SEMA Seen: 1966 Ford Bronco

SEMA Seen: 1966 Ford Bronco

Each year on the eve of the SEMA Show, SEMA staffers do a car count.

1966 was first year of production for Ford Bronco | Larry Edsall

1966 was first year of production for Ford Bronco | Larry Edsall

ClassicCars.com’s editorial director Larry Edsall is among the staffers attending the annual Specialty Equipment Market Association (SEMA) Show this week. In addition to checking out the newest in vehicle customization, preservation and restoration supplies, one of his duties is to post a classic car of the day. Here is his latest selection:

Each year on the eve of the SEMA Show, SEMA staffers do a car count. They walk all the aisles and parking lots where the automakers and aftermarket automotive product suppliers use various vehicles to show off their newest wares.

“Booth space is the ballot box,” said SEMA president Chris Kersting.

On the morning of the show’s opening, SEMA hosts an awards breakfast. Among the trophies presented are the SEMA Awards, which go to the vehicles winning in the booth-space ballot box election. This year, the 2015 Ford Mustang won among cars, the Chevrolet Silverado among pickup trucks, the new Honda Fit among sport compacts and the Jeep Wrangler among 4x4s and sport utilities.

But while Wranglers showcase seemingly every 4×4 product maker’s display, a few examples of one of the Wrangler’s old-time competitors still make a presence. We saw perhaps a handful of early-generation Ford Broncos at the show, including this 1966 half cab modified by LGE*CTS Motorsports of San Dimas, California.

Ford introduced the Wrangler for the 1966 model year, long before anyone coined the phrase “sport-utility vehicle.” Back then, 4x4s weren’t meant for commuters or soccer moms. They were designed for those who needed to drive in places where roads were a pair of tracks through the forest, across the desert or up a rocky mountain.

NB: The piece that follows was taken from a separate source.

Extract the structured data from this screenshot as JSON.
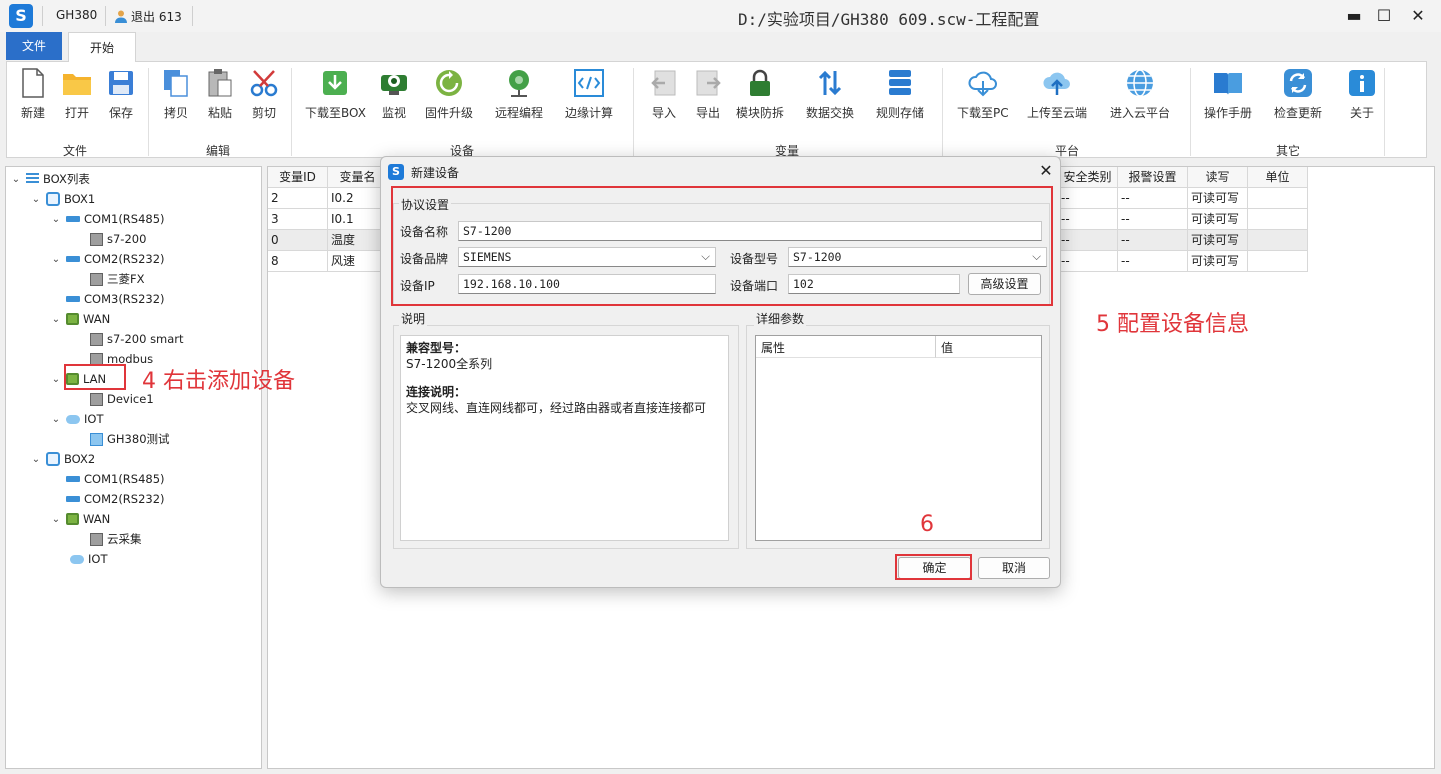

The original Bronco was a compact 4×4 that competed not only with the Jeep CJ-5 but the International Harvester Scout (remember those?), and competed well enough to win the Baja 1.000-mile race on a regular basis.

Spare tired carried in bed, ala off-road racing

Spare tired carried in bed, ala off-road racing

Louis Morosan is one of the owners of LGE*CTS Motorsports and has owned several Broncos. For his latest, he wanted a Bronco he could use as a daily driver while still venturing far from pavement on weekends.

He started with a 1966 model, which he updated with some gear from the 1976 version. He and the LGE*CTS crew added contemporary aftermarket suspension, a Dana 44 front axle, new 17-inch wheels with 35-inch tires, custom-made roll cage and tube bumpers (with a Mile Marker winch for the front), and hand-formed fenders. Morosan’s daughter designed the stainless-steel dash.

Instead of the original 2.8-liter straight six, Moroccan inserted the 5.0-liter engine from a 1990 Mustang. Before you object to that transplant, note that the Bronco was the brainchild of Don Frey, also considered the father of the Mustang that launched for the 1964 model year.